Angelina Jolie And Brad Pitt's Daughters Follow Parents' Footsteps? Gives Clothes To Cambodian Kids

by Siegred Jade Lastimoso / Jan 14, 2016 09:56 PM EST
Angelina Jolie and Brad Pitt

Angelina Jolie and Brad Pitt's daughters are clearly taking after their famous parents as the youngsters recently donated clothes to unfortunate children in Cambodia.

Their eldest daughters, Shiloh, 9, and Zahara, 11, apparently sponsored a family of Cambodian slum children, Daily Mail reported

The Shoun family lives in a small tin shack in Siem Reap, a tourist town where Angko Wat can be found. There were 13 children and only Leida, sixteen-years old, and her brother, Ploy, eight years old, were the only ones who speak english.

"I play with Shiloh or Zahara. They meet us in Siem Reap town and we all play together. They are all very nice people. I like it when we play ball," Vanity Fair quoted Leida.

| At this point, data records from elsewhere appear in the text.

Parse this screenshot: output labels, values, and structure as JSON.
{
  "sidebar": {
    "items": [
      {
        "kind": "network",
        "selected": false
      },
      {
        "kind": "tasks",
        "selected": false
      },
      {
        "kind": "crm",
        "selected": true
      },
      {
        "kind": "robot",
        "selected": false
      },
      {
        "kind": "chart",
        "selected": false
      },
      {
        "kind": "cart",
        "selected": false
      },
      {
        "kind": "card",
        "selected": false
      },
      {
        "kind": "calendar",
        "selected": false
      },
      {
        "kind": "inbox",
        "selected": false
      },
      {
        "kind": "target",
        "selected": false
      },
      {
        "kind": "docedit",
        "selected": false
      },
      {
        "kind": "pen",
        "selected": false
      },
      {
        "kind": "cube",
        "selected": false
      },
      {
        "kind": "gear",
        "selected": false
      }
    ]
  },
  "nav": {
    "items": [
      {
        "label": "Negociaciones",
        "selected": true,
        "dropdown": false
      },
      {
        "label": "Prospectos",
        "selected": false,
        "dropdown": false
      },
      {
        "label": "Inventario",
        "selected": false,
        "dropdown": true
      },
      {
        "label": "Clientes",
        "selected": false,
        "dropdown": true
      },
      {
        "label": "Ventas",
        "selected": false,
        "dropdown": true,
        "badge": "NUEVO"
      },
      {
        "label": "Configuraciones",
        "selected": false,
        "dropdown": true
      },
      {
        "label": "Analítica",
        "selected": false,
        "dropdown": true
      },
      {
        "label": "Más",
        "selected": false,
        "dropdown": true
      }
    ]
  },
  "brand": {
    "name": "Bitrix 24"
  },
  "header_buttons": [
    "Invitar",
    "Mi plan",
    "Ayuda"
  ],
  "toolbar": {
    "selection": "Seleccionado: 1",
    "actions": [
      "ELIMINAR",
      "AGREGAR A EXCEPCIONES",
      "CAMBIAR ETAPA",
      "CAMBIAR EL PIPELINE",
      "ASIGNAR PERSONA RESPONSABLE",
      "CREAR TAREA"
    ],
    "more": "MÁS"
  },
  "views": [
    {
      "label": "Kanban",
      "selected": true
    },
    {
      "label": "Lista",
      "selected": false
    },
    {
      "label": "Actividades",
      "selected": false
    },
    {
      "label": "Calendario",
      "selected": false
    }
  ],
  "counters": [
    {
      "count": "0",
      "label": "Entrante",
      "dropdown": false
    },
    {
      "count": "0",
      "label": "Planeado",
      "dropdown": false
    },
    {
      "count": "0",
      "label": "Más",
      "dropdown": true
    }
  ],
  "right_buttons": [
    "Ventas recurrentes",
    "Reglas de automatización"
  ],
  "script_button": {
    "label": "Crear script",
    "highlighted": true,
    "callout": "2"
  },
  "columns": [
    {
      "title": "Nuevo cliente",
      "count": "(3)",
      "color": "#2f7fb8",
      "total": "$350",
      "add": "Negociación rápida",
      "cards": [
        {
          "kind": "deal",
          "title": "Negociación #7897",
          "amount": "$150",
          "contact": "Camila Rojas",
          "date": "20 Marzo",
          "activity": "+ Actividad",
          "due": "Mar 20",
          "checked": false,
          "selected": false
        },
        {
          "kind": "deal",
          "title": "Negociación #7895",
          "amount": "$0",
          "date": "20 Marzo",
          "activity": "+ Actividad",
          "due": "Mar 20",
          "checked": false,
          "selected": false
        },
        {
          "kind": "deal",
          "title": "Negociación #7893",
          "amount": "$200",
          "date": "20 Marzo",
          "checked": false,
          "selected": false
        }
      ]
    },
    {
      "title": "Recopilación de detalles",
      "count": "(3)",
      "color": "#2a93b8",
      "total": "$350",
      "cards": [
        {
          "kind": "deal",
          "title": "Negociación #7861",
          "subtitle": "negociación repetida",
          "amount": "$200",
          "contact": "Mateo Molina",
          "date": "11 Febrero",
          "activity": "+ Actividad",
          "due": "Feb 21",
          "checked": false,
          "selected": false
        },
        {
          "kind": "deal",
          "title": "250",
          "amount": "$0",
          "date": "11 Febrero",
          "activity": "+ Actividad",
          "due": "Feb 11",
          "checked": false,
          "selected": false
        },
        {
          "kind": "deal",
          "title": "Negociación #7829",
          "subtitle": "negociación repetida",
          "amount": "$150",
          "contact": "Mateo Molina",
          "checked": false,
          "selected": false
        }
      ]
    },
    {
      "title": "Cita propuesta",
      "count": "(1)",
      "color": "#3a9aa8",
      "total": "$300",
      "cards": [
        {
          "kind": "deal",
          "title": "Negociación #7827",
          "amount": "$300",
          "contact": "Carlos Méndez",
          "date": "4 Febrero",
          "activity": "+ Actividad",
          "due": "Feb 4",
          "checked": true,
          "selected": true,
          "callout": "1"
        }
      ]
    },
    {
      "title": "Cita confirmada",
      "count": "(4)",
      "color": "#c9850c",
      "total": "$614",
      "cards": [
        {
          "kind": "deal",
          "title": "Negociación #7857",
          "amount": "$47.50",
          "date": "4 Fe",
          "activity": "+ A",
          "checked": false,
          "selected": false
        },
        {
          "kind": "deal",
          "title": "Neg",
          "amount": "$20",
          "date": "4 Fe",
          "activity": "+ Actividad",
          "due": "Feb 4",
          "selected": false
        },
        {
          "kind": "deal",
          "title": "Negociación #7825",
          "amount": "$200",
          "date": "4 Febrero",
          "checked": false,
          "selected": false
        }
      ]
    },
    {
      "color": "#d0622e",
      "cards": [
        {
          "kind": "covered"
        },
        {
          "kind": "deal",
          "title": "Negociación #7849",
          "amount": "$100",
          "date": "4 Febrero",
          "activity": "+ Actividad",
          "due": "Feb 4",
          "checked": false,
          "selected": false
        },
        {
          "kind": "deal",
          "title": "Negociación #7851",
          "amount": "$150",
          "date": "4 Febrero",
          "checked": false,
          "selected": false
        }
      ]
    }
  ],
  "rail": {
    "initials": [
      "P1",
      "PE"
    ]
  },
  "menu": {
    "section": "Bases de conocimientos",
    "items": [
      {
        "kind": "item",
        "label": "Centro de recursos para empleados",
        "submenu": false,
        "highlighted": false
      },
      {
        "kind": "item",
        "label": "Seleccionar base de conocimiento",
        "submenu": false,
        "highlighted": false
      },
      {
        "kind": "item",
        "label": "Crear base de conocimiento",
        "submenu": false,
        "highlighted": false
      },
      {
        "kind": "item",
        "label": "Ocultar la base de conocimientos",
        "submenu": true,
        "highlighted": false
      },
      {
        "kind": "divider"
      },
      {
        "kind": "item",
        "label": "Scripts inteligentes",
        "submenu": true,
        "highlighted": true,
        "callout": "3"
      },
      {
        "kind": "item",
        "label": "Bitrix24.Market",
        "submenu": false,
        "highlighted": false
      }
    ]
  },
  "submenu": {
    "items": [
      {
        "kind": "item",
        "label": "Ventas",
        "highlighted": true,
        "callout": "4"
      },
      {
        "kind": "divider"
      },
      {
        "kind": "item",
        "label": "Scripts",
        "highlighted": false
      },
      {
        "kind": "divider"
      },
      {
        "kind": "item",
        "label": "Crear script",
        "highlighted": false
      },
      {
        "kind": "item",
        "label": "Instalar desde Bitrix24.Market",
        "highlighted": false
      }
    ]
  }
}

"We only had one bicycle for the entire family and it was old, so for us this is an amazing gift," Shoun added.

Angelina Jolie and Brad Pitt not only inspired their daughters by giving gifts to a family in Cambodia, but the couple is said to be in the process of adopting another child from the family, Allouy Shoun, the youngest at only 16-months old.

The 'Mr. and Mrs. Smith' stars already have six children.

According to Movie Pilot, if the adoption pushes through, this will be the fourth child adopted by Angelina Jolie and Brad Pitt, who have already provided a new home for Maddox (14, Cambodia), Zahara (11, Ethiopia) and Pax (12, Vietnam).

Angelina Jolie and Brad Pitt, meanwhile, are not pressuring their children into taking up their advocacies, but among their daughters, it seems that Shiloh is taking after her mother.

As quoted in Vogue, "Last April, Jolie Pitt watched her now nine-year-old daughter Shiloh among refugees in Lebanon."

"When she was sitting on the floor with her UN cap writing her notes as she was talking to someone, I was flashing on myself fifteen years ago and thinking, I know that moment," Angelina Jolie said.

"But she also knows that it may not be the same for all her children, and she doesn't push. The Jolie-Pitt world is democratic, eclectic. The kids that don't want to go don't go," the article said of the UN ambassador's humanitarian field trips.